Don’t just add a moon graphic and call it Ramadan content. Use these three tips to adapt your campaigns and connect with your customers.
Understand your audience – and their challenges
Ramadan 2021 is the second to take place in the shadow of the pandemic, making the traditional family gatherings and shopping trips synonymous with the celebration difficult. Understanding these restrictions and how they impact your customers will help you to deliver sensitive and relevant content.
Ramadan usually causes people to consume more content online. Google says that YouTube cooking videos increase one month before Ramadan, peaking 30% higher than average in the first week of the Holy Month. Consider this appetite for content in your strategy and remember that with continuing restrictions, online content and virtual events will be even more important.
Last year in the UK, brands and organisations considered COVID-19 restrictions in their communications:
- The Muslim Council of Britain encouraged people to hold virtual iftars on social media.
- McDonald’s created a live, virtual Ramadan hourglass to show when it was OK to break fast.
- Tesco acknowledged families unable to get together with ads that showed their customers making ‘Not Quite Auntie’s Sumac Chicken’.
UK Muslims (who contribute £31bn to the UK economy annually) are disappointed when it comes to engagement during Ramadan according to Ogilvy. 62% say that they are not being served well by brands. So prove you understand your customers with content formats and themes that add value to their lives.
And don’t overlook the obvious. Your customers may well be hungry or sleep deprived! Use clear calls to action that make it easy and point them in the right direction.
Tell an inclusive story
You can personalise your marketing campaigns further by engaging Muslim influencers. Storytelling is the most authentic way to prove you understand the intricacies of Ramadan and influencers are expert storytellers. They will be able to share your products with their audiences using their own experiences and expertise.
Vamp’s platform has connected brands with influencers for a number of Ramadan-focused campaigns, which prove their versatility:
- Dole Food Company used influencers to raise awareness of their products as a tasty and healthy treat for the family during the Ramadan and Eid period.
- Beauty brand Laneige took a similar approach, using influencers to share their Ramadan kits through high-quality images and videos which went out to a social audience of over 1M.

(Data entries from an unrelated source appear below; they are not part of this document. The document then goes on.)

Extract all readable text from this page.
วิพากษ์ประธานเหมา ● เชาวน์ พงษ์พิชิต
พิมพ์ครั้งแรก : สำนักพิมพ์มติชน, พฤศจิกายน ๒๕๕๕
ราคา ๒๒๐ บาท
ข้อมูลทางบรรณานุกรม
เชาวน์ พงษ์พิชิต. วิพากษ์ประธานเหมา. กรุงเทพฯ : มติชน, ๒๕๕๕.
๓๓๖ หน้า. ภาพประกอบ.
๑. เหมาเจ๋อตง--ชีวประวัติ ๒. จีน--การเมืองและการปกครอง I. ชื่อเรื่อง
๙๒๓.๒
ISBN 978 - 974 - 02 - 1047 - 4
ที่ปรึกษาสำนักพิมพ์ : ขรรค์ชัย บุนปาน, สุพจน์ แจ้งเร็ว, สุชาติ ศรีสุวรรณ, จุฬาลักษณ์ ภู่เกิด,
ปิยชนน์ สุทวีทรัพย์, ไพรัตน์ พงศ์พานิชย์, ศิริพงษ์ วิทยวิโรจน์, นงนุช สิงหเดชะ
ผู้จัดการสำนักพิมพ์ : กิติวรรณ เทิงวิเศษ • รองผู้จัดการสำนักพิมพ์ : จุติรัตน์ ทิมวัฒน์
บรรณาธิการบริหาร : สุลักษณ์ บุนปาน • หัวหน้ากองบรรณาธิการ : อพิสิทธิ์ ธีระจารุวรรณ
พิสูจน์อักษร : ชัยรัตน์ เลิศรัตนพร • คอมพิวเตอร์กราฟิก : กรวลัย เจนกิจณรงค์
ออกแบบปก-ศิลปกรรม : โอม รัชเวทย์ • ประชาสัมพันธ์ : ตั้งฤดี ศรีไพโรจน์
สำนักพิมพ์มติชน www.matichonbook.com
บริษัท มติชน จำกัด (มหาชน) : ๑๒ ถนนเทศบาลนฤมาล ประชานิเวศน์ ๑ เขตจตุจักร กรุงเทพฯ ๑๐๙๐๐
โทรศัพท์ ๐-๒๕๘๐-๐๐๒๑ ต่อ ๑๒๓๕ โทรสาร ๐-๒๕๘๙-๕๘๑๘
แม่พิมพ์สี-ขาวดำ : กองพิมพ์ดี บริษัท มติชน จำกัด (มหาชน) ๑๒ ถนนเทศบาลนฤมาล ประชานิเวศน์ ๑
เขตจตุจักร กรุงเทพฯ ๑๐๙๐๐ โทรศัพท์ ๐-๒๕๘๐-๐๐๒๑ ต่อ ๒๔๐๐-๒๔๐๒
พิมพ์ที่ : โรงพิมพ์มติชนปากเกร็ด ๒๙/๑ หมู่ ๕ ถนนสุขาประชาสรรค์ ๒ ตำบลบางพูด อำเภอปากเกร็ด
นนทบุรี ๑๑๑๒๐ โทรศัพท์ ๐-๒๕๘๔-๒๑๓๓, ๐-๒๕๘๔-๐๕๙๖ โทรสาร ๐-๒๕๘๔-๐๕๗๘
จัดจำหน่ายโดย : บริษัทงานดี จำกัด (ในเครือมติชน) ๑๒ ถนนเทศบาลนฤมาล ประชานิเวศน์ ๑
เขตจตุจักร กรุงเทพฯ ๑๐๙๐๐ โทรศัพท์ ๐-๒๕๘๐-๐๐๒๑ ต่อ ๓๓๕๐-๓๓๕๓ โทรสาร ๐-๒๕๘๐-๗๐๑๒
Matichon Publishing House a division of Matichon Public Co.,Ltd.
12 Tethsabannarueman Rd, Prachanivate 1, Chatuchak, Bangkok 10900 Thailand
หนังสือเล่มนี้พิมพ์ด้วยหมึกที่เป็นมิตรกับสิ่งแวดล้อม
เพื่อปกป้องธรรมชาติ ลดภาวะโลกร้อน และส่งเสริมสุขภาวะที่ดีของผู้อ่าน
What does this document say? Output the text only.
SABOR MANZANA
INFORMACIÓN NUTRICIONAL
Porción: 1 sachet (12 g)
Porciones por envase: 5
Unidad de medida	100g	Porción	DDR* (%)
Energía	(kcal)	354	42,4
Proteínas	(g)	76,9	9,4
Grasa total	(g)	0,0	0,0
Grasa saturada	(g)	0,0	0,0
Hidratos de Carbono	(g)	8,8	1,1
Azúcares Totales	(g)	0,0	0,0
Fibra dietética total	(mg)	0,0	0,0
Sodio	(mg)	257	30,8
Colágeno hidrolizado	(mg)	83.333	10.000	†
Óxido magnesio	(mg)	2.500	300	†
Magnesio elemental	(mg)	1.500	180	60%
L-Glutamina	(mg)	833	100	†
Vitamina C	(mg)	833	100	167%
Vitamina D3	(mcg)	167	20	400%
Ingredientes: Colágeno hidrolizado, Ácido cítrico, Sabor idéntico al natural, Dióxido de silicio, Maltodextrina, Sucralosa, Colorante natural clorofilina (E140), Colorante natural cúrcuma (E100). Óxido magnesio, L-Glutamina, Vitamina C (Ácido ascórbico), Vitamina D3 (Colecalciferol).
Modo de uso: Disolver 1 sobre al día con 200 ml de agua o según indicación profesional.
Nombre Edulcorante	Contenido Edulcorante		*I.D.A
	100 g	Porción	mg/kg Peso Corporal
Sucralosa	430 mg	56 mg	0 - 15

- Influencers are also a great way for brands to generate engaging video content. TikTok asked Vamp creators to share their Ramadan moments and drive their followers to the platform in a campaign that generated almost 99k clicks.
- Meanwhile Honor invited Vamp creators to Live broadcast on their Instagram account to showcase their 9X phone, Magic Watch and Earbuds.

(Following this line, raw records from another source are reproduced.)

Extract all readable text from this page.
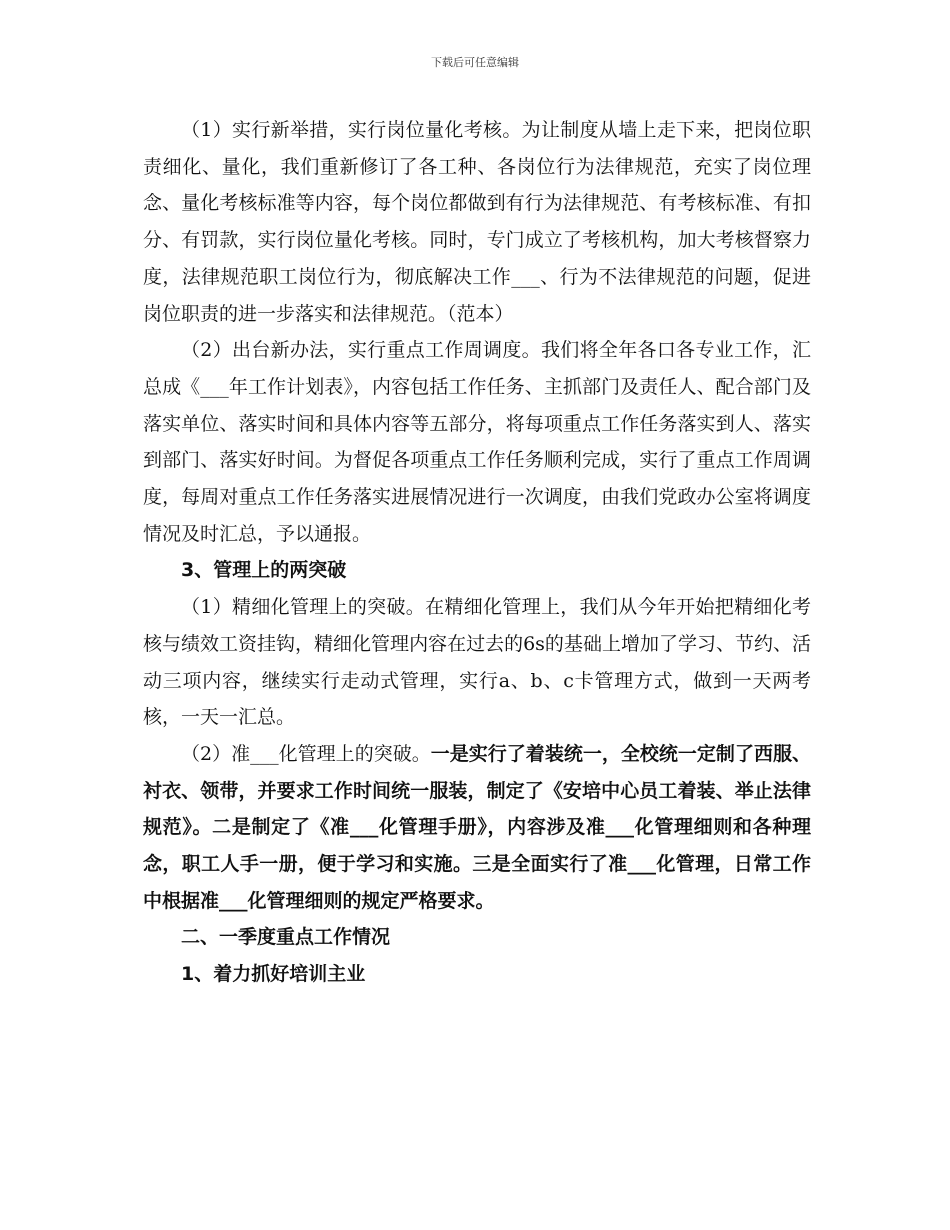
下载后可任意编辑

（1）实行新举措，实行岗位量化考核。为让制度从墙上走下来，把岗位职责细化、量化，我们重新修订了各工种、各岗位行为法律规范，充实了岗位理念、量化考核标准等内容，每个岗位都做到有行为法律规范、有考核标准、有扣分、有罚款，实行岗位量化考核。同时，专门成立了考核机构，加大考核督察力度，法律规范职工岗位行为，彻底解决工作___、行为不法律规范的问题，促进岗位职责的进一步落实和法律规范。（范本）

（2）出台新办法，实行重点工作周调度。我们将全年各口各专业工作，汇总成《___年工作计划表》，内容包括工作任务、主抓部门及责任人、配合部门及落实单位、落实时间和具体内容等五部分，将每项重点工作任务落实到人、落实到部门、落实好时间。为督促各项重点工作任务顺利完成，实行了重点工作周调度，每周对重点工作任务落实进展情况进行一次调度，由我们党政办公室将调度情况及时汇总，予以通报。

3、管理上的两突破

（1）精细化管理上的突破。在精细化管理上，我们从今年开始把精细化考核与绩效工资挂钩，精细化管理内容在过去的6s的基础上增加了学习、节约、活动三项内容，继续实行走动式管理，实行a、b、c卡管理方式，做到一天两考核，一天一汇总。

（2）准___化管理上的突破。一是实行了着装统一，全校统一定制了西服、衬衣、领带，并要求工作时间统一服装，制定了《安培中心员工着装、举止法律规范》。二是制定了《准___化管理手册》，内容涉及准___化管理细则和各种理念，职工人手一册，便于学习和实施。三是全面实行了准___化管理，日常工作中根据准___化管理细则的规定严格要求。

二、一季度重点工作情况

1、着力抓好培训主业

This persuasive and relatable content helps brands effectively break through to their customers during a time in which they are inundated by content.
Adopt social commerce
During Ramadan, people spend even more time on social media. According to Facebook’s managing director for Middle East and North Africa, Ramez Shehadi, ”consumption and time spent on our platforms increases.” Later nights and more downtime means there’s a 5% increased use of Facebook’s platforms. It may sound small, but that translates to nearly 58 million additional hours!
Instagram also reported 16 million uses of the word Ramadan on its platform during the 2019 celebration.
Your customers will be using social media for connection and entertainment – but also for product discovery and shopping. Make the most of this captive audience by adopting social commerce features that drive your customers to shop, the moment inspiration strikes.
Try tagging shoppable products in your feed posts and Stories with shoppable tags, and give your customers the option to make an on the spot purchase. Or if you’re already investing in influencer content, consider boosting it. Boosted posts allow you to target influencer content at your customers with precision and add a clear call to action, driving them directly to an ecommerce site.